The development and application of sustainable solvents has been a hot topic in different scientific and technological areas [8][9][10][11][12][13][14][15]. In this regard, remarkable advances towards the replacement of volatile organic solvents have been achieved by a group of organic salts with melting points below 100 °C, generally referred to as ionic liquids (ILs) [16]. Nevertheless, the problems with their biodegradability, toxicity, stability, and the expensive synthesis make them less than perfect solvents [17]. Therefore, deep eutectic solvents (DESs), were introduced in 2001 as an alternative to ILs. These showed a stronger ecofriendly profile, with easier and cheaper production, while having similar properties [18]. DESs contain large, asymmetrical ions that have low lattice energy and, thus, low melting points. They are often acquired by the complexation of a quaternary ammonium salt with a metal salt or hydrogen bond donor (HBD). The charge delocalization occurring through hydrogen bonding between, for instance a halide ion and the hydrogen-donor moiety, is responsible for the decrease in the melting point of the mixture, in relation to the melting points of the individual components [19][20]. Since 2001, many scientists around the globe pursed the utilization of DESs and published a variety of studies [21][22][23][24][25][26][27][28][29][30][31].

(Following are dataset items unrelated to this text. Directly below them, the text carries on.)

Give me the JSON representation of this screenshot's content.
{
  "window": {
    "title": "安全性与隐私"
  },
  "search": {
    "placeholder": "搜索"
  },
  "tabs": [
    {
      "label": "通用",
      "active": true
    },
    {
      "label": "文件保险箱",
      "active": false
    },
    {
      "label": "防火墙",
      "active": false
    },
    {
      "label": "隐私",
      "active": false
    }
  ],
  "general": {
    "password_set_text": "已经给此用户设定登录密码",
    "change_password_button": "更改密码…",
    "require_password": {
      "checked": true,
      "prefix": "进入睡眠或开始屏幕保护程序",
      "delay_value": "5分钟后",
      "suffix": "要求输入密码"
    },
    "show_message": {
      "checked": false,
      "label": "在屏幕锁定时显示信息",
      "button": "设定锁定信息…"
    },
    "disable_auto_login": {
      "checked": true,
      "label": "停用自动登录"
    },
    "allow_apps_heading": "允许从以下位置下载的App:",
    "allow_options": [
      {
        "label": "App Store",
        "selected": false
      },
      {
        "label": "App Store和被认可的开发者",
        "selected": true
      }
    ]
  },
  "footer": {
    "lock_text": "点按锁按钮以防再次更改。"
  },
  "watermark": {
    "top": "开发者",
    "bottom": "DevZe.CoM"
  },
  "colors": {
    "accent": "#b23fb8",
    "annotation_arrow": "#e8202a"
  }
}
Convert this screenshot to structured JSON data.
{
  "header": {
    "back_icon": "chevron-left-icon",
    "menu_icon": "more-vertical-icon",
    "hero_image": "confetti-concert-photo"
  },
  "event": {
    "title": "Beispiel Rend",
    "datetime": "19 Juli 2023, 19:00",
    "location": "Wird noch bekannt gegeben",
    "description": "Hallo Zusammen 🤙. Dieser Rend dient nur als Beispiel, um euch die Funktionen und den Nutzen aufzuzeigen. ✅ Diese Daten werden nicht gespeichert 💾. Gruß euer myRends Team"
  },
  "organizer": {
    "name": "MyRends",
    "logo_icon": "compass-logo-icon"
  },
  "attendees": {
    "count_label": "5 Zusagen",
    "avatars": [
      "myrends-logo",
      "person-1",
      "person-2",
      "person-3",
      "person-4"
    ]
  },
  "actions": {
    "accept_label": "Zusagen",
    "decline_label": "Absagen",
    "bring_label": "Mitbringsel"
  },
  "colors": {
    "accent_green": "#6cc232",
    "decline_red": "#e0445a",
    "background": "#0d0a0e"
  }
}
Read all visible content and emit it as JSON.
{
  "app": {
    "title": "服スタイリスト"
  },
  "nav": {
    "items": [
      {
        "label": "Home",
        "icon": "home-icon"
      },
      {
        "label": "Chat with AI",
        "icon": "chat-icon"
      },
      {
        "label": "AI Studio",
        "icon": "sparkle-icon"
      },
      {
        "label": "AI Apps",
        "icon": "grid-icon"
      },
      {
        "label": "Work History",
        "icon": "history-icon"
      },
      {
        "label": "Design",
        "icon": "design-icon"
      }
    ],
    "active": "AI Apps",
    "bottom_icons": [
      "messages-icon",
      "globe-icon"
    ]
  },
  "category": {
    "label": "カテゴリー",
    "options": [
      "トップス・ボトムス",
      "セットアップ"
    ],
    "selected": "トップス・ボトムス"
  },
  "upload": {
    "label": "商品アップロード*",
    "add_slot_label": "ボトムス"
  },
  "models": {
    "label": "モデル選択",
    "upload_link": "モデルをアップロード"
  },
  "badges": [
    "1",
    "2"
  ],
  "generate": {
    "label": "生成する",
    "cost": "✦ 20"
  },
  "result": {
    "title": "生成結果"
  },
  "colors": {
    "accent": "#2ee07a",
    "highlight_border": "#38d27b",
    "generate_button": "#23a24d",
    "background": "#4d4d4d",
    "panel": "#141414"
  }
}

2. Synthesis and Properties of Deep Eutectic Solvents

2.1. Synthesis of Deep Eutectic Solvents

One of the approaches used to synthesize DESs is by mixing and heating two or more salts to form a homogenous solution. Typically, ambient temperature molten salts have been formed by mixing quaternary ammonium salts, a hydrogen bond acceptor (HBA) with metal salts [32][33]. Hence, four main different types of DES occur: I. quaternary salt with a metal chloride, II. quaternary salt with a hydrated metal chloride, III. quaternary salt (HBA) with an HBD compound and IV. metal chloride with an HBD. The respective general formulas of the four types are shown at Table 1. The first two types are used to synthesize hydrophilic DESs, whilst the other two for hydrophobic DESs [20][34]. Due to the stability in the aquatic solutions which type III and IV provide, they are often utilized in many papers, with choline chloride (ChCl) being the most used HBA. In Figure 1, some common HBA and HBD are shown.

Table 1. The four types of deep eutectic solvents.






Cat+X + zMClx

M = Zn, Sn, Al, Ga, Fe, In



Cat+X + zMClx · yH2O

M = Co, Cu, Ni, Fe, Cr



Cat+X + zRZ




MClx + RZ = MClx−1+ · RZ + MClx+1

M = Zn, Al and Z = OH, CONH2


Cat+ = any phosphonium, ammonium or sulfonium cation, X = a Lewis base, generally a halide anion, MClx = metal chloride, RZ = organic compound.

2.2. Properties of Deep Eutectic Solvents

Various interactions (such as anion exchange, weak non-covalent interactions, π-π and/or hydrogen bonding) take place, amongst an HBD and an HBA in various combinations and molar ratios that contribute to some of the physicochemical properties discussed below [35]. Those properties are viscosity, density, conductivity, acidity, surface tension, volatility, and melting or freezing point. There is also an intensive study explaining the effect of hydrogen bonding proton transfer mechanism on the physical and chemical properties [36]. Other properties taken into account before selecting the optimal DES are biodegradability, toxicity, and thermal stability [37]. Moreover, both ILs and DESs can exhibit different physicochemical properties as binary mixtures, depending on the selected co-solvent, such as water or organic solvents. The interactions that may occur from the solute–solvent combination are defined as solvatochromic properties, which can further aid in the comprehension of chemical reactions through preferential solvation (PS) [38]. A useful tool to investigate the PS parameters and interactions, like hydrogen bond between molecules and ions, is the molecular dynamics (MD) simulation, which can be used as completion and confirmation of experimental results. For instance, Aryafard et. al. conducted an extensive investigation for three different DESs and their binary mixtures with polyethylene glycol (PEG 400) as co-solvent, through MD simulations analysis, while showing that PEG 400 can make a strong hydrogen bond with DESs [39].

Figure 1. Structures of some halide salts (HBAs) and hydrogen bond donors (HBDs) used in the formation of deep eutectic solvents.